Dziewięć godzin rzeszowscy policjanci poszukiwali 12-letnią dziewczynkę. Ostatni raz dziewczynkę widzieli rodzice, gdy około godziny 14 wróciła ze szkoły, a następnie wyszła z domu. Rodzice zaniepokojeni jej dłuższą nieobecnością rozpoczęli poszukiwania na własną rękę. Gdy nie dały one rezultatu, o zaginięciu córki zgłosili policjantom. W południe dziewczynka została odnalezione niedaleko szkoły, w której na co dzień się uczy. Zmęczona, zmarznięta i głodna została przewieziona do szpitala na badania.
Dzisiaj około godziny 2.45, policjanci zostali poinformowani o zaginięciu 12-letniej dziewczynki, mieszkanki pod rzeszowskiej miejscowości. Natychmiast do poszukiwań skierowano policjantów zarówno z pionów operacyjnych jaki i prewencji. Mając zdjęcie i rysopis zaginionej trafili niemal do każdego z mieszkańców zarówno miejscowości, w której mieszkała jak i też okolicznych. Do akcji włączyli się strażacy i straż leśna, którzy przy wykorzystaniu specjalistycznego sprzętu przeszukiwali okoliczny teren. Dużą pomoc w poszukiwaniach wykazała społeczność szkoły, do której uczęszczała dziewczynka.

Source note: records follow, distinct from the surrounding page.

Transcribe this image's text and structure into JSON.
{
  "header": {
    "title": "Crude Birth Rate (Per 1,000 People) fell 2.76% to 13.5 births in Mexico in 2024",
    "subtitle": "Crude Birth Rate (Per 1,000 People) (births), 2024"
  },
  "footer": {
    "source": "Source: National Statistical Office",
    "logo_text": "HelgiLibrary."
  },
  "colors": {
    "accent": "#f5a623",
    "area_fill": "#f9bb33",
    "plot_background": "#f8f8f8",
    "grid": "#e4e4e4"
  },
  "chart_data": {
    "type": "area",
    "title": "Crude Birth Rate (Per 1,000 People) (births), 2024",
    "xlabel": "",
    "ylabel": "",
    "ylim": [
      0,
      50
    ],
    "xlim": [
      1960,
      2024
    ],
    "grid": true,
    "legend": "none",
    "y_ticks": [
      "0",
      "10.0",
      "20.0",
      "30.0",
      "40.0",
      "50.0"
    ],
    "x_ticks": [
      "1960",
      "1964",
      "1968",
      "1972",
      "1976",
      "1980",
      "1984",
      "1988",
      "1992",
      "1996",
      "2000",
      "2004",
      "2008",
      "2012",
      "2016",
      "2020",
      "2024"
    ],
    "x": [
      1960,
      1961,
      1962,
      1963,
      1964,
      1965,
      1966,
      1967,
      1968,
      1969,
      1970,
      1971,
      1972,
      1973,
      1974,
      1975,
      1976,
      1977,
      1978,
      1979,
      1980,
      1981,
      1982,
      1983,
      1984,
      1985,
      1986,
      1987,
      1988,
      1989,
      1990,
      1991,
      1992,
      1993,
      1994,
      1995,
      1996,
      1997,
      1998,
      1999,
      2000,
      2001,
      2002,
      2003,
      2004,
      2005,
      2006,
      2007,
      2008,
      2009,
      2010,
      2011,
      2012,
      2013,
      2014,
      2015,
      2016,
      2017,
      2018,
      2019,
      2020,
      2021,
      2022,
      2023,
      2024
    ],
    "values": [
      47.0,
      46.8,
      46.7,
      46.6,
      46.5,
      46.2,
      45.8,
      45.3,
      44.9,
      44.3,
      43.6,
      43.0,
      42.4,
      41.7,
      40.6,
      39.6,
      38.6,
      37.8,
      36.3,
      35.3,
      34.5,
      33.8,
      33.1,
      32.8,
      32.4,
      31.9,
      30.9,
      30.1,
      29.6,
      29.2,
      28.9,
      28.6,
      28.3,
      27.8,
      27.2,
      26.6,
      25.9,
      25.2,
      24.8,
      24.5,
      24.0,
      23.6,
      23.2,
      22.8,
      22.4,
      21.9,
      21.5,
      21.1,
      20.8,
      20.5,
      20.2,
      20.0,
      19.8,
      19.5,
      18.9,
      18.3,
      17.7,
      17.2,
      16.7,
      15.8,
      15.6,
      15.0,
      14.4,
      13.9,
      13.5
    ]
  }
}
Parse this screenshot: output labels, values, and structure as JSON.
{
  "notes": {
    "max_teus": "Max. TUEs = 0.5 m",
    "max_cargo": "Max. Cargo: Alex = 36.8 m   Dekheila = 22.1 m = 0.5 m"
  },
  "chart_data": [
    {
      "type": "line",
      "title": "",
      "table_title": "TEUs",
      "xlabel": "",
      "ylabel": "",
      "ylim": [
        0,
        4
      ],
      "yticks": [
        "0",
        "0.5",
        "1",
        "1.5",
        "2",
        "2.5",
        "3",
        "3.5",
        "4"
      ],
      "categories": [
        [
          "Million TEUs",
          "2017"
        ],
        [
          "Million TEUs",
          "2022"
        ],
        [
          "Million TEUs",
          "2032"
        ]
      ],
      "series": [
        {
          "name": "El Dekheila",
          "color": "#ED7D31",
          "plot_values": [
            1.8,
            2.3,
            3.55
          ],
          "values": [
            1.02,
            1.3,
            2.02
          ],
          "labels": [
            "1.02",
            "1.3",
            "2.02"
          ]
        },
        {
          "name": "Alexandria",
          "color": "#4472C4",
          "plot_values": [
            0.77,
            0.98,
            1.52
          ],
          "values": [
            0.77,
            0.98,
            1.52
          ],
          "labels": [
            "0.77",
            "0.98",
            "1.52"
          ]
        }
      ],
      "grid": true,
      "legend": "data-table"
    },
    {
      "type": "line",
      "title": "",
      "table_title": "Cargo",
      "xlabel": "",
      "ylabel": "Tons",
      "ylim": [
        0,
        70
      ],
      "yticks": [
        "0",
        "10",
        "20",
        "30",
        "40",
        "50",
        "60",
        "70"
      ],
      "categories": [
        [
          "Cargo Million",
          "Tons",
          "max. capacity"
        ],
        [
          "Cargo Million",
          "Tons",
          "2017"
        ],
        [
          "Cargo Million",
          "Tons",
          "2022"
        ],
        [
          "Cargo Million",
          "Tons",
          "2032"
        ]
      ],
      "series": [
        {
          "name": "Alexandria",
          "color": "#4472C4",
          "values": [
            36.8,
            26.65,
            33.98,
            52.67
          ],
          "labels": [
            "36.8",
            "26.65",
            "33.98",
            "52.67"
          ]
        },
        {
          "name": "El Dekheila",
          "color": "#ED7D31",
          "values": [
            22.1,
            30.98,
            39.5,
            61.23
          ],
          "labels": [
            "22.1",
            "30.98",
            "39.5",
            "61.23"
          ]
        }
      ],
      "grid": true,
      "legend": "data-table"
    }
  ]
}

Zebrane od uczniów przez jej dyrektora informacje kierunkowały policyjne poszukiwania.
Po niemal dziewięciu godzinach od chwili zgłoszenia, zaginięcia dziecko zostało odnalezione niedaleko szkoły, w której na co dzień się uczy. Na jego ślad przypadkowo trafił jeden z mieszkańców jej rodzinnej miejscowości. Jadąc samochodem zauważył w okolicy szkoły idącą dziewczynkę, podobną do tej, jaką widział na zdjęciu pokazywanym mu przez policjantów. Zabrał ją do samochodu i odwiózł do pierwszego napotkanego patrolu poszukiwawczego.
Zmęczona, zmarznięta i głodna dziewczynka, karetką pogotowia została przewieźli do szpitala przy ulicy Lwowskiej w Rzeszowie, gdzie pozostała na badaniach.